Сделать анализ ошибки и нарисовать график зависимости значения ошибки и его стандартного отклонения от объема выборки на обучении и контроле.
from sklearn import cross_validation
from sklearn import neighbors
from sklearn import metrics
import pandas as pd
import numpy as np
import matplotlib.pyplot as plt
%matplotlib inline
plt.rcParams['lines.linewidth'] = 2
plt.rcParams['lines.markersize'] = 12
plt.rcParams['xtick.labelsize'] = 24
plt.rcParams['ytick.labelsize'] = 24
plt.rcParams['legend.fontsize'] = 24
plt.rcParams['axes.labelsize'] = 24
%pylab inline
Populating the interactive namespace from numpy and matplotlib
column_names = ['Type','Alcohol', 'Malic acid', 'Ash', 'Alcalinity of ash',
'Magnesium', 'Total phenols', 'Flavanoids', 'Nonflavanoid phenols',
'Proanthocyanins', 'Color intensity', 'Hue', 'OD280/OD315 of diluted wines', 'Proline']

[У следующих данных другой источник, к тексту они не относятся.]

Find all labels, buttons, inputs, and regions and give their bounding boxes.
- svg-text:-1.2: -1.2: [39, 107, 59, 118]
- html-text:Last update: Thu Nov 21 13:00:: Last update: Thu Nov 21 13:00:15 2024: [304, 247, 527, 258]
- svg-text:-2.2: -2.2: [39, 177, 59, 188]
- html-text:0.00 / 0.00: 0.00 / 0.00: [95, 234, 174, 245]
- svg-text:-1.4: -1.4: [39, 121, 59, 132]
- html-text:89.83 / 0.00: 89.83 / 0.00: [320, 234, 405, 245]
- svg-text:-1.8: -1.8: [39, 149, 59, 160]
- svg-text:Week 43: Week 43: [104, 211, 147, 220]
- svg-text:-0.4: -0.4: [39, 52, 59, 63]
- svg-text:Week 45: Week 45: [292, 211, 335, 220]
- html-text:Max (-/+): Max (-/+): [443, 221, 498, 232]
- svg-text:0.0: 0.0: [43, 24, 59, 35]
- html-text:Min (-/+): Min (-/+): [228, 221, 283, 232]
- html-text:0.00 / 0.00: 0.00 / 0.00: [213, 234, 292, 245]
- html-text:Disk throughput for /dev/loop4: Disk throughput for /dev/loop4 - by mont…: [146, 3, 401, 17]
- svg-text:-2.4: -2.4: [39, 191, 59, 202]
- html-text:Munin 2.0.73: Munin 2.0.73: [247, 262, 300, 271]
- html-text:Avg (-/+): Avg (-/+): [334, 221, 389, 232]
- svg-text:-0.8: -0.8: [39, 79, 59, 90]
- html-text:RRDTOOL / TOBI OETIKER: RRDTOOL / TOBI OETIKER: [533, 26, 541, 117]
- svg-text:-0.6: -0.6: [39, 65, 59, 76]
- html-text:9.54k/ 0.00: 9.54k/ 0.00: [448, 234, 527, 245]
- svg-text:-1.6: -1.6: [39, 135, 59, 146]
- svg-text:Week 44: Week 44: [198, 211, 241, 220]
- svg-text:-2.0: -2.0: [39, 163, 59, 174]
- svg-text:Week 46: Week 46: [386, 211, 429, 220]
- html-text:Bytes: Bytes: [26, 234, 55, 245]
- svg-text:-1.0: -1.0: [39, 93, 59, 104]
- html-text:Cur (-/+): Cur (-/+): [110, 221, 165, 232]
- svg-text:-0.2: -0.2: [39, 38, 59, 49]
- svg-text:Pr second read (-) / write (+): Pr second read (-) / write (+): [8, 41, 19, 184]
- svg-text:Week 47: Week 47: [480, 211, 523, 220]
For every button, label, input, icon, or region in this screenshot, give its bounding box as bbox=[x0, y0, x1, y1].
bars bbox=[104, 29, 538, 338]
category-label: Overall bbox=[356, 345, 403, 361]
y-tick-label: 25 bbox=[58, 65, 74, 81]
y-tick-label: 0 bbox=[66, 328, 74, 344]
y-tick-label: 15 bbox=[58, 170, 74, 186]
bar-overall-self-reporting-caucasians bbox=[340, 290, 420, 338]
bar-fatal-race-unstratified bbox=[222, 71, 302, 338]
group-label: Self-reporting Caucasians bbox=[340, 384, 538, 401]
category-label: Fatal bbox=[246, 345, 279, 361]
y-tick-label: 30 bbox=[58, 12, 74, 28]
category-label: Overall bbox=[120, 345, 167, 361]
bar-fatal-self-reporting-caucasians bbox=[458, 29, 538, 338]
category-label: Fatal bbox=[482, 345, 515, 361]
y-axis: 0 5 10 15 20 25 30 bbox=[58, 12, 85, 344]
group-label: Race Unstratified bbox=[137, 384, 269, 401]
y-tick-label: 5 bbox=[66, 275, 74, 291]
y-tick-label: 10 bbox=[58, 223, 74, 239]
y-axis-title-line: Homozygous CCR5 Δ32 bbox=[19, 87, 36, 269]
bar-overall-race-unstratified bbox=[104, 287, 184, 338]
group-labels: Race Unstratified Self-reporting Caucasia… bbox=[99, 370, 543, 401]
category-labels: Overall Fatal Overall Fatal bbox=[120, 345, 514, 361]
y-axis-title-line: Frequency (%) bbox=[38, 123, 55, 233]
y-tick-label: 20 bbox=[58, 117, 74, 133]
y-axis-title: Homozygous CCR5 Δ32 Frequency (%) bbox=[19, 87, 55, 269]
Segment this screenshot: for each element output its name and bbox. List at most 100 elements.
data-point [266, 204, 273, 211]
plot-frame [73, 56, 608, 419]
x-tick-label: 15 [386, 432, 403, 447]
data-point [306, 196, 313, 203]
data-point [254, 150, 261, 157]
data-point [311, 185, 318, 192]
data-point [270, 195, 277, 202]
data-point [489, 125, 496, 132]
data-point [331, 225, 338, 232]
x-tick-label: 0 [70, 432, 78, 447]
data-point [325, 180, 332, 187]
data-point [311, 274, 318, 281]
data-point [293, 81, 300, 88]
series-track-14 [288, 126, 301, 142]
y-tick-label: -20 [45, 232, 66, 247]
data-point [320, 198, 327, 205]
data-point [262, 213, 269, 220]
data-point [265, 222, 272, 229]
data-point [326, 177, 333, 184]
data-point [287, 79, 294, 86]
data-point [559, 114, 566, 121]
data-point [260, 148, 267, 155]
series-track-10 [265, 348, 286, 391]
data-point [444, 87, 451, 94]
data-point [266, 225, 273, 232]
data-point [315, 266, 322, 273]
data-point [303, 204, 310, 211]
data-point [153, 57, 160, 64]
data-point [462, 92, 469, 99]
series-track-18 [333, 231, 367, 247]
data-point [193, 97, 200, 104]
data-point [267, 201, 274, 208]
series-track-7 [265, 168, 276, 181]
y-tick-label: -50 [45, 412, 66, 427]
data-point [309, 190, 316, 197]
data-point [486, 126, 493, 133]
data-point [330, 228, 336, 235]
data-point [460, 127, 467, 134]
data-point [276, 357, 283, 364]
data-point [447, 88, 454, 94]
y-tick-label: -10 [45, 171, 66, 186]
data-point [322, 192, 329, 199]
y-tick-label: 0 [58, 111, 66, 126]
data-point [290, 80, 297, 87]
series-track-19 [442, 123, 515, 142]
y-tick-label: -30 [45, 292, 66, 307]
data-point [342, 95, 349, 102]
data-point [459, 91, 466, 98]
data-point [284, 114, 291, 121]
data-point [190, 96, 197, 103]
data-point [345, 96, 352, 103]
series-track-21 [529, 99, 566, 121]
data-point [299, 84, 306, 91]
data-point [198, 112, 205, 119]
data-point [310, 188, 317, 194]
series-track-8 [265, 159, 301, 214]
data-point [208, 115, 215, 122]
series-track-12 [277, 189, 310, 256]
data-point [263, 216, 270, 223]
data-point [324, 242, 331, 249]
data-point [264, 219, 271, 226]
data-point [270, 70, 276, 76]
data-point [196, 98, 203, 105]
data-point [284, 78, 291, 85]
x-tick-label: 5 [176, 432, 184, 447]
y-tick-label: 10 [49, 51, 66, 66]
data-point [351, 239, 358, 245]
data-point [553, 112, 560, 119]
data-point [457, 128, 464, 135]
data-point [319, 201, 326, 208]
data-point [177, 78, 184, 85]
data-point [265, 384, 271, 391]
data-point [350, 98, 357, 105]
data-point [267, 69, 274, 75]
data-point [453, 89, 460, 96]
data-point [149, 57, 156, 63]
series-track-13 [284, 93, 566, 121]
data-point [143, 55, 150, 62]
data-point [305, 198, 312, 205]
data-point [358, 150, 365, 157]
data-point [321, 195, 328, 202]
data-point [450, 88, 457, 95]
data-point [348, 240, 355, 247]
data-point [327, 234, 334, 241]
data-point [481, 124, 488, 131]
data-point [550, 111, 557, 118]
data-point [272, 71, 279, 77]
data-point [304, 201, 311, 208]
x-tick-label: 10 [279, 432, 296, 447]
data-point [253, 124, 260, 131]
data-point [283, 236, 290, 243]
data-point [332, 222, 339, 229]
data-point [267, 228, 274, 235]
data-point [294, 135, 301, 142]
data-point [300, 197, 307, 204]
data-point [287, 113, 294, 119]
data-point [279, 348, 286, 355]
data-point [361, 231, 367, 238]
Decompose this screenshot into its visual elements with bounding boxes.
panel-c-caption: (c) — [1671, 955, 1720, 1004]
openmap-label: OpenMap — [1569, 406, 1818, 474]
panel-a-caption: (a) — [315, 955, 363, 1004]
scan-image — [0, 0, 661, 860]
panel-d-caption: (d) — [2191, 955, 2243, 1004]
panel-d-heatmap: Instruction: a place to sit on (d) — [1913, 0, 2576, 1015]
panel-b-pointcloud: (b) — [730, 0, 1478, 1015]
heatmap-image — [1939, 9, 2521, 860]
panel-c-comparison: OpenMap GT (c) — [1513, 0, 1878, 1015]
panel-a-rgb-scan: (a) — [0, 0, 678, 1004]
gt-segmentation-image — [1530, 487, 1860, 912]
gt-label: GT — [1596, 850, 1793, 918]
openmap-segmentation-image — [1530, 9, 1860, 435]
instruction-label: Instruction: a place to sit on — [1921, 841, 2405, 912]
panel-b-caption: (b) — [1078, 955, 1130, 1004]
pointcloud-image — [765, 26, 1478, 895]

data = pd.read_csv("wine.data",names = column_names, header = None)
data.head(5)
Type | Alcohol | Malic acid | Ash | Alcalinity of ash | Magnesium | Total phenols | Flavanoids | Nonflavanoid phenols | Proanthocyanins | Color intensity | Hue | OD280/OD315 of diluted wines | Proline | |
---|---|---|---|---|---|---|---|---|---|---|---|---|---|---|
0 | 1 | 14.23 | 1.71 | 2.43 | 15.6 | 127 | 2.80 | 3.06 | 0.28 | 2.29 | 5.64 | 1.04 | 3.92 | 1065 |
1 | 1 | 13.20 | 1.78 | 2.14 | 11.2 | 100 | 2.65 | 2.76 | 0.26 | 1.28 | 4.38 | 1.05 | 3.40 | 1050 |
2 | 1 | 13.16 | 2.36 | 2.67 | 18.6 | 101 | 2.80 | 3.24 | 0.30 | 2.81 | 5.68 | 1.03 | 3.17 | 1185 |
3 | 1 | 14.37 | 1.95 | 2.50 | 16.8 | 113 | 3.85 | 3.49 | 0.24 | 2.18 | 7.80 | 0.86 | 3.45 | 1480 |
4 | 1 | 13.24 | 2.59 | 2.87 | 21.0 | 118 | 2.80 | 2.69 | 0.39 | 1.82 | 4.32 | 1.04 | 2.93 | 735 |
На основе решения задачи 12 выбираем количество соседей равное 14 и используем манхэттонскую метрику.
k = 14
test_size = range(10,95,5)
errors = []
std = []
for s in test_size:
X_train, X_test, y_train, y_test = cross_validation.train_test_split(data.loc[:, data.columns != 'Type'], data['Type'],
test_size=s/100.0)
neighbor = neighbors.KNeighborsClassifier(n_neighbors = k, metric= 'manhattan')
neighbor.fit(X_train,y_train)
predictions = neighbor.predict(X_test)
accuracy = metrics.accuracy_score(y_test, predictions)
errors.append(1-accuracy)
std.append(np.std(predictions == y_test))
x = np.linspace(0.1, 0.95, 17)
plt.figure(figsize=(10, 8))
plt.plot(x, errors, color='b', label='error')
plt.plot(x, std, color='g', label='std')
plt.xlabel('sample size' )
plt.ylabel('error')
plt.legend()
plt.savefig('error_analysis.png')
plt.show()
Из графика видно, что наилучший объем тестовой выборки находится между 30 и 40 процентами.